ACS Appl Mater Interfaces. 2020 Apr 15;12(15):17881-17892. doi: 10.1021/acsami.0c02327. Epub 2020 Mar 31.
The unique properties of hybrid organic-inorganic perovskites (HOIPs) promise to open doors to next-generation flexible optoelectronic devices. Before such advances are realized, a fundamental understanding of the mechanical properties of HOIPs is required. Here, we combine density functional theory (DFT) modeling with a diverse set of experiments to study the elastic properties of (quasi)2D HOIPs. Specifically, we focus on (quasi)2D single crystals of phenethylammonium methylammonium lead iodide, (PEA)PbI(MAPbI), and their 3D counterpart, MAPbI. We used nanoindentation (both Hertzian and Oliver-Pharr analyses) in combination with elastic buckling instability experiments to establish the out-of-plane and in-plane elastic moduli. The effect of Van der Waals (vdW) forces, different interlayer interactions, and finite temperature are combined with DFT calculations to accurately model the system. Our results reveal a nonmonotonic dependence of both the in-plane and out-of plane elastic moduli on the number of inorganic layers () rationalized by first-principles calculations. We discuss how the presence of defects in as-grown crystals and macroscopic interlayer deformations affect the mechanical response of (quasi)2D HOIPs. Comparing the in- and out-of-plane experimental results with the theory reveals that perturbations to the covalent and ionic bonds (which hold a 2D layer together) is responsible for the relative out-of-plane stiffness of these materials. In contrast, we conjecture that the in-plane softness originates from macroscopic or mesoscopic motions between 2D layers during buckling experiments. Additionally, we learn how dispersion and π interactions in organic bilayers can have a determining role in the elastic response of the materials, especially in the out-of-plane direction. The understanding gained by comparing and experimental techniques paves the way for rational design of layered HOIPs with mechanical properties favorable for strain-intensive applications. Combined with filters for other favorable criteria, e.g., thermal or moisture stability, one can systematically screen viable (quasi)2D HOIPs for a variety of flexible optoelectronic applications.

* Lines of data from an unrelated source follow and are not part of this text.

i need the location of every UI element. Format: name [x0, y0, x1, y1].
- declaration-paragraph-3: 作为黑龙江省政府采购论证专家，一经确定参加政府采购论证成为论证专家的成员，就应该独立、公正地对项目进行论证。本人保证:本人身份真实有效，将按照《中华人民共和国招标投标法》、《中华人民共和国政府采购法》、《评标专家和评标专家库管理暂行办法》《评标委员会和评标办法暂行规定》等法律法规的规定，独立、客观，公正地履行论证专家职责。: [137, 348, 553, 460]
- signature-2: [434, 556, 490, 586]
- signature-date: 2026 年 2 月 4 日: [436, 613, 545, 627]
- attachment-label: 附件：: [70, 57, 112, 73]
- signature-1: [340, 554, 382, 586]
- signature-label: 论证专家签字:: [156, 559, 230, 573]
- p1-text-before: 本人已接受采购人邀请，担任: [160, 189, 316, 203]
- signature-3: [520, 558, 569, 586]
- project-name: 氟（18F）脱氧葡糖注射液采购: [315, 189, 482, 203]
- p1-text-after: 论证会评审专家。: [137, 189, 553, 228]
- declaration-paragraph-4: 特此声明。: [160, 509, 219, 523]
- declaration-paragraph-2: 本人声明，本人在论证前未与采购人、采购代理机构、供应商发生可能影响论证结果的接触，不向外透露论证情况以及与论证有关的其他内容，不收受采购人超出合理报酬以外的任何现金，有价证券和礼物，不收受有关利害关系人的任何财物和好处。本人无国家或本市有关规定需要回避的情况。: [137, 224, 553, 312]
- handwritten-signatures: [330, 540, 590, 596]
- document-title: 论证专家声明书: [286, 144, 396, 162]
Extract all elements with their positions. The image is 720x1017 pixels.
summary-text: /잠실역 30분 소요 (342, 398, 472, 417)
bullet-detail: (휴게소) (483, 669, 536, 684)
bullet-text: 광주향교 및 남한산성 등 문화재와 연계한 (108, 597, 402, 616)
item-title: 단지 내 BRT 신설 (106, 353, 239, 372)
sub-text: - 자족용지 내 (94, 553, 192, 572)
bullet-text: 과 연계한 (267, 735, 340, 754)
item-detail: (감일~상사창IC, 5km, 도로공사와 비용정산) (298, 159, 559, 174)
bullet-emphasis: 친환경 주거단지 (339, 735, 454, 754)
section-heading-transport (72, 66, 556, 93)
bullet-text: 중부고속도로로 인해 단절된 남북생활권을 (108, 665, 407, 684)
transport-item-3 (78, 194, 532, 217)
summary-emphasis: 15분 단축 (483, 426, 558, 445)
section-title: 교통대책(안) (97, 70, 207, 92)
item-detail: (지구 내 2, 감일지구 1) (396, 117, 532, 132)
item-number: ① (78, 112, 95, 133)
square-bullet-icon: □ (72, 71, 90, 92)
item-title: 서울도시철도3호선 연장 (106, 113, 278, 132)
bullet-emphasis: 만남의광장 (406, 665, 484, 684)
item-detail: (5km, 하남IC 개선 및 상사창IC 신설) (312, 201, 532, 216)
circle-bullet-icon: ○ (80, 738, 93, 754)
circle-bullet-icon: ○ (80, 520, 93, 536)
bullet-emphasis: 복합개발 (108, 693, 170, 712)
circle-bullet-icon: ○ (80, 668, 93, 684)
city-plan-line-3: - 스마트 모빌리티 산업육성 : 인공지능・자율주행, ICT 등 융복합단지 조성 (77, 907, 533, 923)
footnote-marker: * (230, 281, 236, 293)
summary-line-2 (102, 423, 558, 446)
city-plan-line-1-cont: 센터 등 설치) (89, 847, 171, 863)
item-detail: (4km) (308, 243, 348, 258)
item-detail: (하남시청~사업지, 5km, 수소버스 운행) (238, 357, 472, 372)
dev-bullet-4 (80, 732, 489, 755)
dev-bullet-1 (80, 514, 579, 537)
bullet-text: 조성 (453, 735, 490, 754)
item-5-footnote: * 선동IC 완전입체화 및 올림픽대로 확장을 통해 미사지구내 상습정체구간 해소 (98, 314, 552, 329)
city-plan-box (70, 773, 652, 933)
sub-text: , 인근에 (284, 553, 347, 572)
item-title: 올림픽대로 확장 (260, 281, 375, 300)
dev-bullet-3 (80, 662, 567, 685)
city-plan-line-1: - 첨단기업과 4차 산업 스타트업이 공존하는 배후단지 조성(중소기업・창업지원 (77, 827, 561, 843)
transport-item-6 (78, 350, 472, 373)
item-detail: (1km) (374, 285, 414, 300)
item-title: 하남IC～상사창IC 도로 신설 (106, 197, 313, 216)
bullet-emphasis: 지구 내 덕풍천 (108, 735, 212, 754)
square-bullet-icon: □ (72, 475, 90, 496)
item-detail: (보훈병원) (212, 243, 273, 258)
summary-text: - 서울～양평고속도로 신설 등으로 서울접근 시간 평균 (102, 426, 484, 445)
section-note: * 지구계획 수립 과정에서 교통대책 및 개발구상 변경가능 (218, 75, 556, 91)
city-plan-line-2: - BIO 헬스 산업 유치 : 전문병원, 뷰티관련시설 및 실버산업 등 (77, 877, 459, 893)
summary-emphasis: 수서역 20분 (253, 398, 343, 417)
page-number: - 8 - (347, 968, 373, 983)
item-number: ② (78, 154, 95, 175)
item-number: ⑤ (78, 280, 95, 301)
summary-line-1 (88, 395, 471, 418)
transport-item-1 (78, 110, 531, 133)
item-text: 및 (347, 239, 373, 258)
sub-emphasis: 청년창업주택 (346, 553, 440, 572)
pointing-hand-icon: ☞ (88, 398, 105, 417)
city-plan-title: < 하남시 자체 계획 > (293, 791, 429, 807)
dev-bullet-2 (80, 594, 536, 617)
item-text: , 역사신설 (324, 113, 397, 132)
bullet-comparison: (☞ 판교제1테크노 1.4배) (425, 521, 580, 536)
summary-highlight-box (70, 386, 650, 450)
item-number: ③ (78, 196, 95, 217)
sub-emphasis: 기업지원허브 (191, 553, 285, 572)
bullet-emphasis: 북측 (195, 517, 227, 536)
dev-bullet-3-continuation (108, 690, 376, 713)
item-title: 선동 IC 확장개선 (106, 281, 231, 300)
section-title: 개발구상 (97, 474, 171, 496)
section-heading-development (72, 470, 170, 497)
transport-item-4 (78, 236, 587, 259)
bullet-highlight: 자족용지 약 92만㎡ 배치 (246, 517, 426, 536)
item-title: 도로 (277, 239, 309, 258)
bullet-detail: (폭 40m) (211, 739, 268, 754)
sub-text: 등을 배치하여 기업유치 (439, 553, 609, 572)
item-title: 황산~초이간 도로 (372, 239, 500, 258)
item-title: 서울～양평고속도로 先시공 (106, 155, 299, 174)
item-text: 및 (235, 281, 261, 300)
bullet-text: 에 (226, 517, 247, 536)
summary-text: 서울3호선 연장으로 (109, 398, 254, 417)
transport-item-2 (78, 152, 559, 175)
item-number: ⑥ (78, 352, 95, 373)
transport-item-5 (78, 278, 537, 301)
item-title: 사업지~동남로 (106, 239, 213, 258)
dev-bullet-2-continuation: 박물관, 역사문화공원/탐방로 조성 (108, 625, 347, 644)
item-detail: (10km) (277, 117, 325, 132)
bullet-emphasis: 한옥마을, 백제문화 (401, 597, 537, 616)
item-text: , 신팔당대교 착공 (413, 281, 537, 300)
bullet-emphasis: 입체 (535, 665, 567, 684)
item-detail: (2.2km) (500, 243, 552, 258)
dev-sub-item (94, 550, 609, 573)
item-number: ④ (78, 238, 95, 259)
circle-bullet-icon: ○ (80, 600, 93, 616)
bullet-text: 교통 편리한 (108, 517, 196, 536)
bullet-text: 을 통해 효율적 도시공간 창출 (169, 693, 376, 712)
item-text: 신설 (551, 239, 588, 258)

有机-无机杂化钙钛矿(HOIPs)的独特性质有望为下一代柔性光电器件打开大门。在实现这些进展之前,需要对HOIPs的机械性能有基本的了解。在此,我们将密度泛函理论(DFT)建模与多种实验相结合,以研究(准)二维HOIPs的弹性性质。具体而言,我们专注于苯乙铵甲基铵碘化铅(PEA)PbI(MAPbI)的(准)二维单晶及其三维对应物MAPbI。我们使用纳米压痕(赫兹分析和奥利弗-法尔分析)结合弹性屈曲不稳定性实验来确定面外和面内弹性模量。将范德华(vdW)力、不同的层间相互作用和有限温度的影响与DFT计算相结合,以准确模拟该系统。我们的结果揭示了面内和面外弹性模量对无机层数()的非单调依赖性,这通过第一性原理计算得到了合理的解释。我们讨论了生长晶体中的缺陷和宏观层间变形的存在如何影响(准)二维HOIPs的机械响应。将面内和面外实验结果与理论进行比较表明,对将二维层结合在一起的共价键和离子键的扰动是这些材料相对面外刚度的原因。相比之下,我们推测面内柔软性源于屈曲实验中二维层之间的宏观或介观运动。此外,我们了解到有机双层中的色散和π相互作用如何在材料的弹性响应中起决定性作用,特别是在面外方向。通过比较理论和实验技术所获得的理解为合理设计具有有利于应变密集型应用的机械性能的层状HOIPs铺平了道路。结合用于其他有利标准(例如热稳定性或湿度稳定性)的过滤器,可以系统地筛选适用于各种柔性光电器件应用的可行(准)二维HOIPs。